Especially these past two years.
When Matthew died, life changed.
Matt was one of Nick’s best friends. They grew up together, served on puppet team together, counseled at summer camp together, and got into trouble together. Then Nick married me, and Matt moved out of state, then enlisted in the Army.
When he got out of the service, he was changed. Matthew was the kind of guy that always had a kind word and helping hand for everyone, and even though war had touched him, that never changed. So while those close to him knew that he had been struggling with depression, nobody knew how bad it really was until it was too late.
Nick and I were several states away when we got the news. Matt was missing for a while before his body was found, and it was the longest two weeks…
Two years later, and this is still so incredibly painful to write.

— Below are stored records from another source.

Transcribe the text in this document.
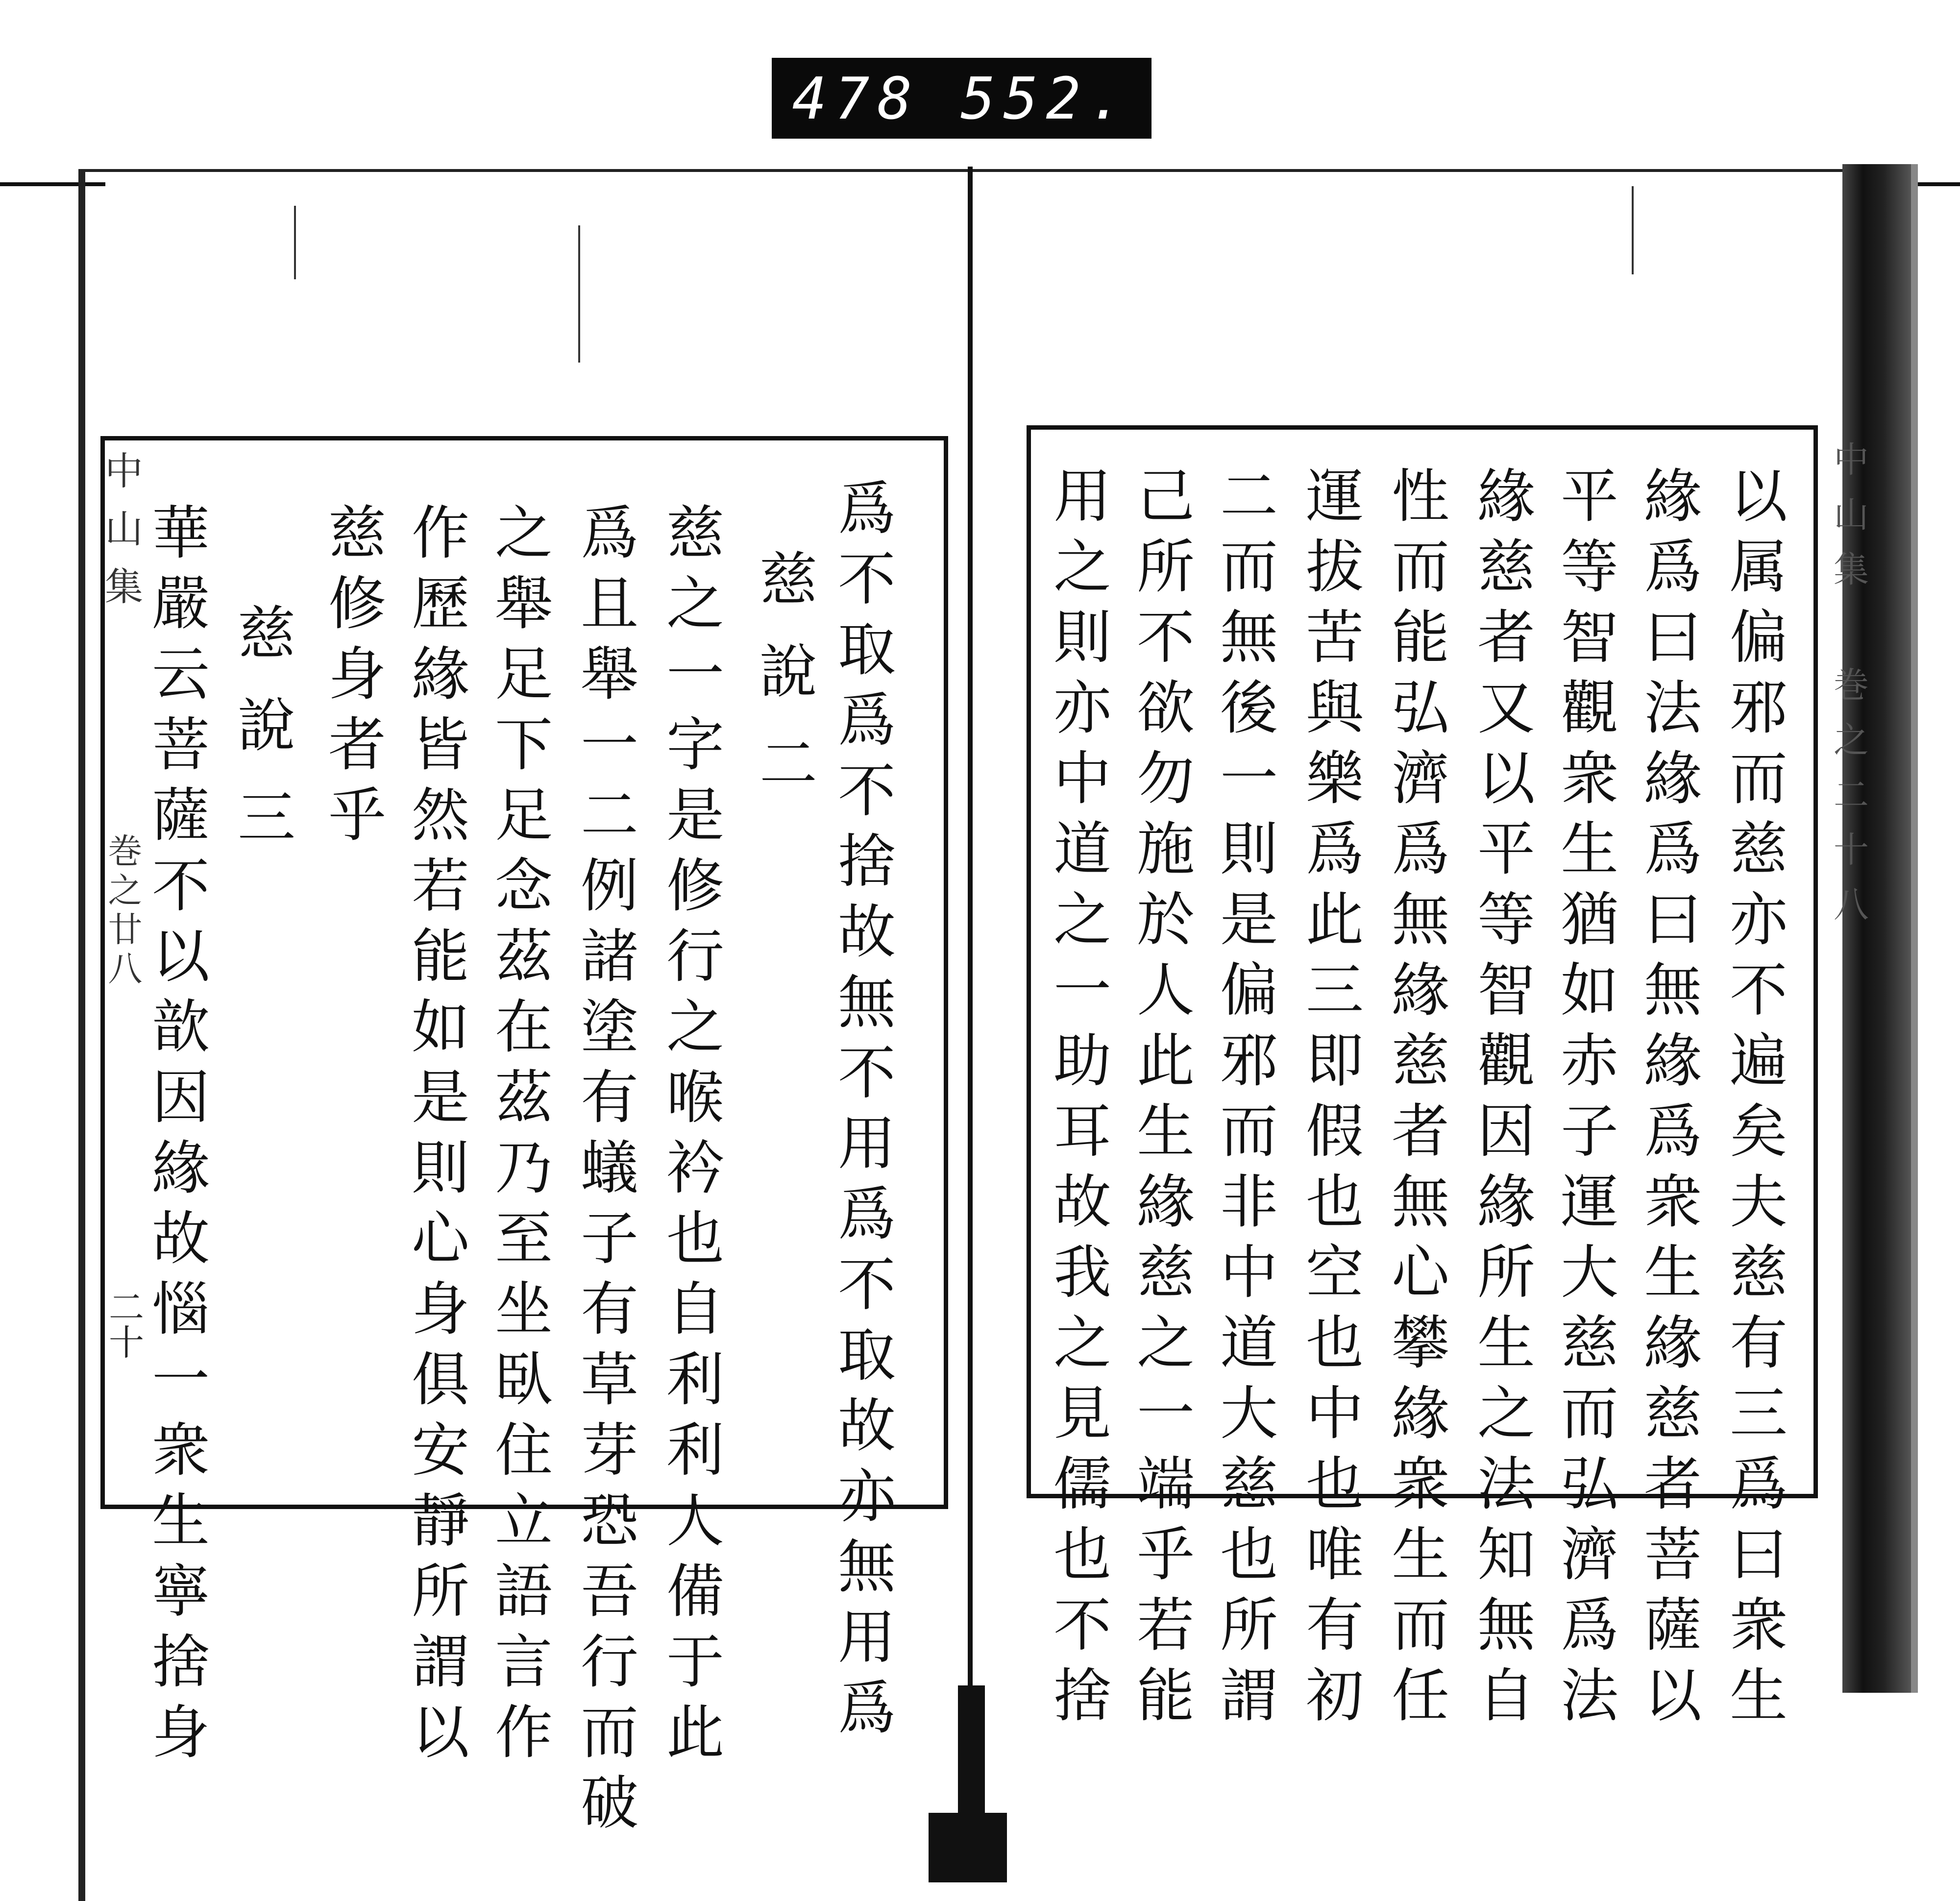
478 552.
中山集
巻之廿八
二十
中山集 巻之二十八
爲不取爲不捨故無不用爲不取故亦無用爲
慈說二
慈之一字是修行之喉衿也自利利人備于此
爲且舉一二例諸塗有蟻子有草芽恐吾行而破
之舉足下足念茲在茲乃至坐臥住立語言作
作歷緣皆然若能如是則心身俱安靜所謂以
慈修身者乎
慈說三
華嚴云菩薩不以歆因緣故惱一衆生寧捨身	以属偏邪而慈亦不遍矣夫慈有三爲曰衆生
緣爲曰法緣爲曰無緣爲衆生緣慈者菩薩以
平等智觀衆生猶如赤子運大慈而弘濟爲法
緣慈者又以平等智觀因緣所生之法知無自
性而能弘濟爲無緣慈者無心攀緣衆生而任
運拔苦與樂爲此三即假也空也中也唯有初
二而無後一則是偏邪而非中道大慈也所謂
己所不欲勿施於人此生緣慈之一端乎若能
用之則亦中道之一助耳故我之見儒也不捨
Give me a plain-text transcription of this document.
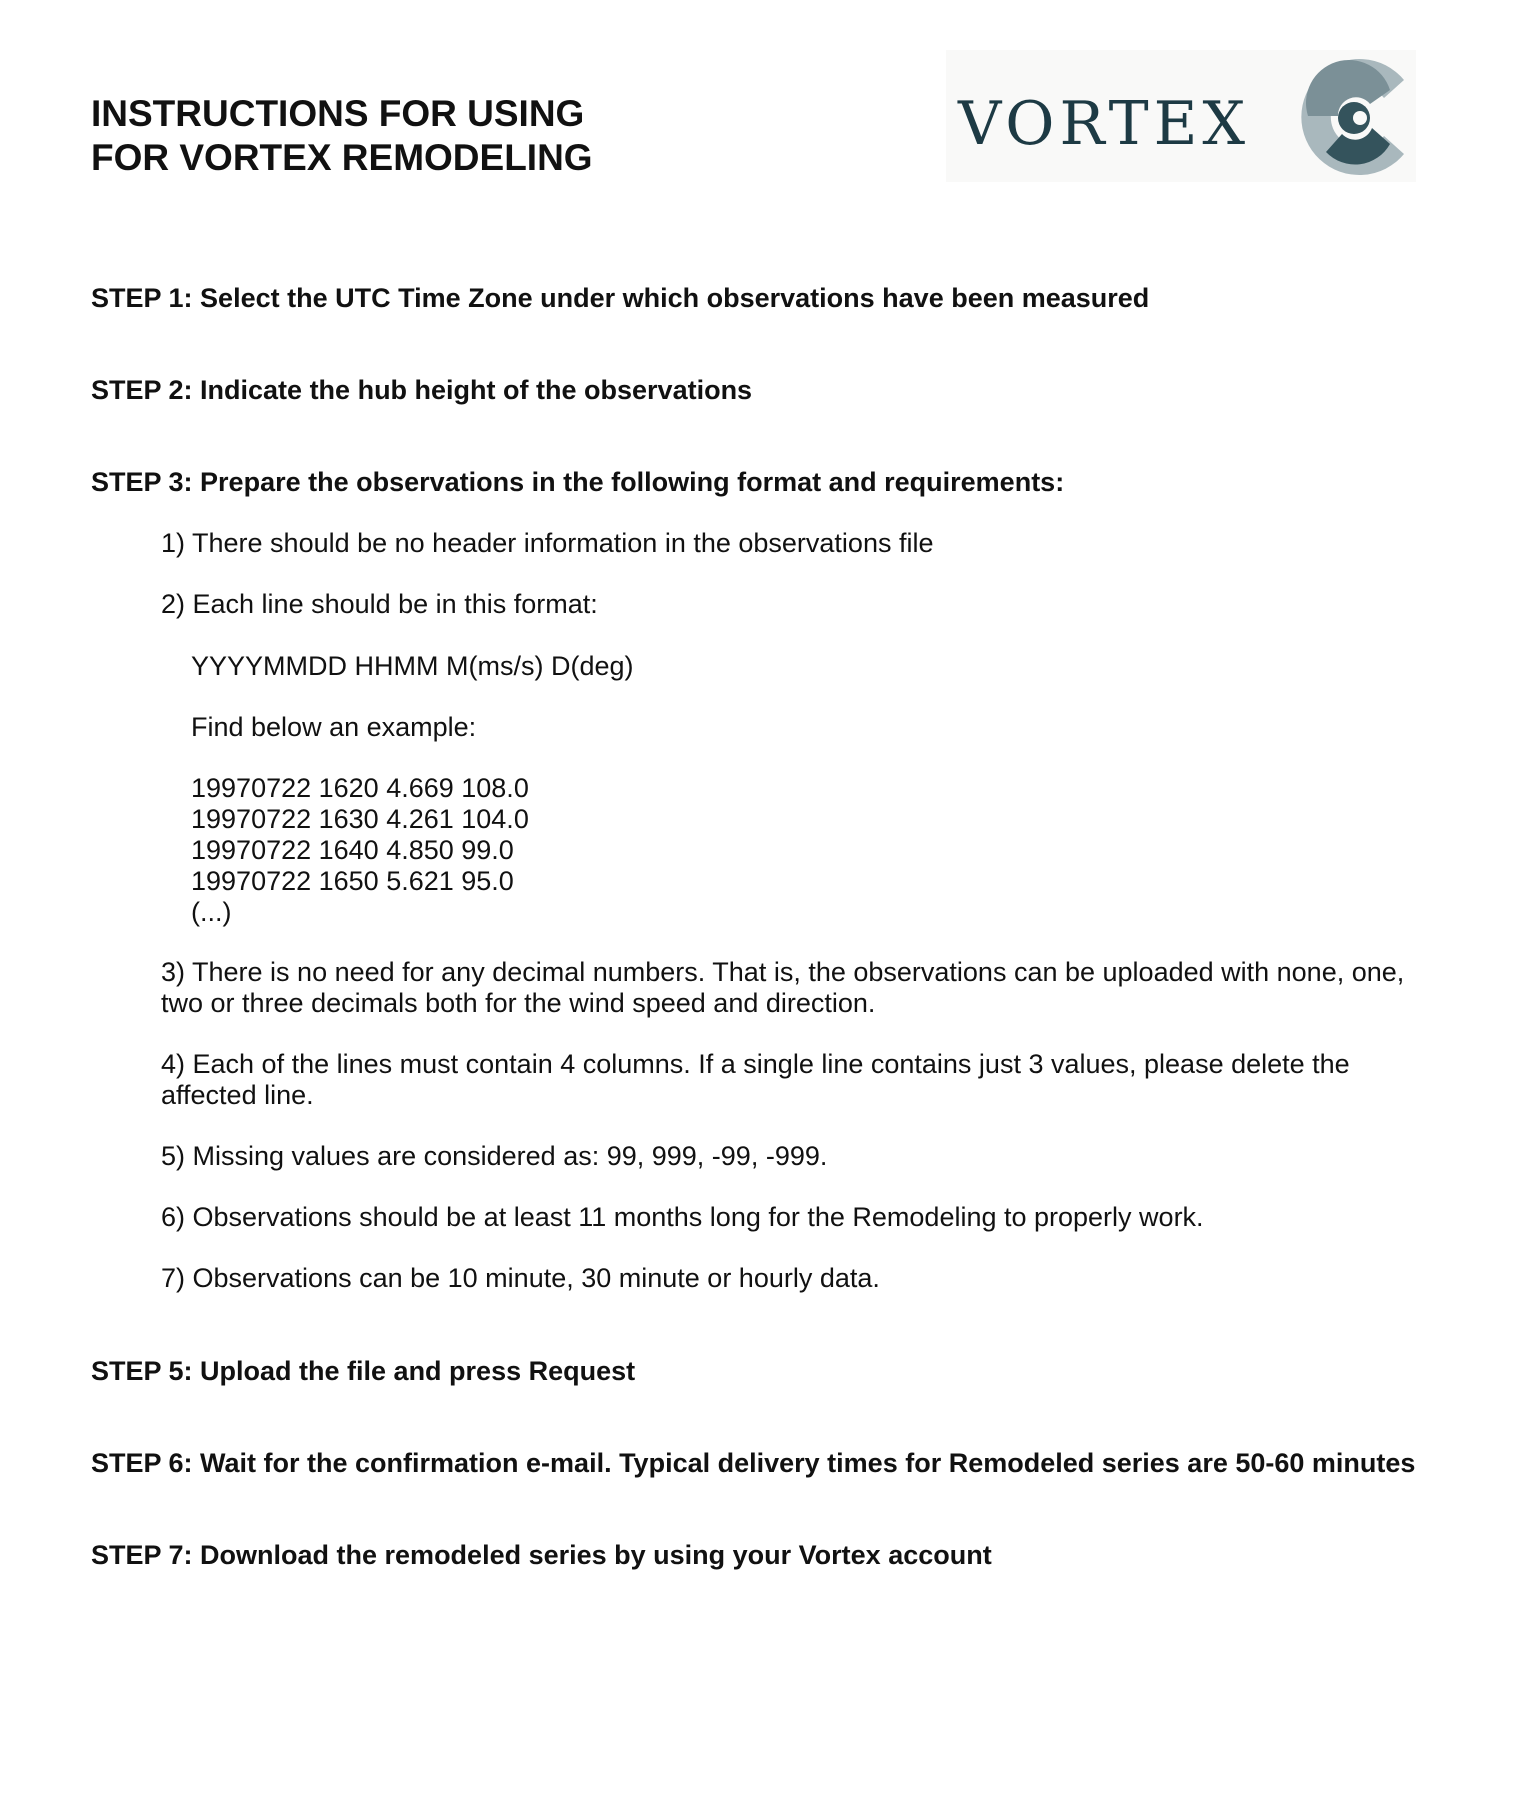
INSTRUCTIONS FOR USING
FOR VORTEX REMODELING	VORTEX

STEP 1: Select the UTC Time Zone under which observations have been measured

STEP 2: Indicate the hub height of the observations

STEP 3: Prepare the observations in the following format and requirements:

1) There should be no header information in the observations file

2) Each line should be in this format:

YYYYMMDD HHMM M(ms/s) D(deg)

Find below an example:

19970722 1620 4.669 108.0
19970722 1630 4.261 104.0
19970722 1640 4.850 99.0
19970722 1650 5.621 95.0
(...)

3) There is no need for any decimal numbers. That is, the observations can be uploaded with none, one, two or three decimals both for the wind speed and direction.

4) Each of the lines must contain 4 columns. If a single line contains just 3 values, please delete the affected line.

5) Missing values are considered as: 99, 999, -99, -999.

6) Observations should be at least 11 months long for the Remodeling to properly work.

7) Observations can be 10 minute, 30 minute or hourly data.

STEP 5: Upload the file and press Request

STEP 6: Wait for the confirmation e-mail. Typical delivery times for Remodeled series are 50-60 minutes

STEP 7: Download the remodeled series by using your Vortex account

I didn’t know Matt well. He was my husband’s close friend, and we hung out often enough, but I didn’t know him long enough to really dig deep. But I know my husband, and I know how much Nick cared about him, and how much Matt’s death cost him. It was almost a year ago that Nick almost followed Matthew home. Something I didn’t know before is that when someone kills themselves, there is a substantial risk that someone close to them will follow.
Memorial Day isn’t just for remembering those lost in war, but also for those lost to war after the fact. Matthew fought bravely for his country, and even though he died off the battlefield, his loss is no less keenly felt, or worthy of remembrance.
Thank you – you who currently serve in our armed forces.
Thank you – you who have moved on with your lives after service.
Thank you – you who are preparing to enter the military.
Thank you – you who send your loved ones into battle.
Thank you – you who pray for and support our men and women in uniform.
And thank you – you who laid down your lives in service to our country, whether on the battle field, or off.
Your service, sacrifice, and dedication mean the world to us.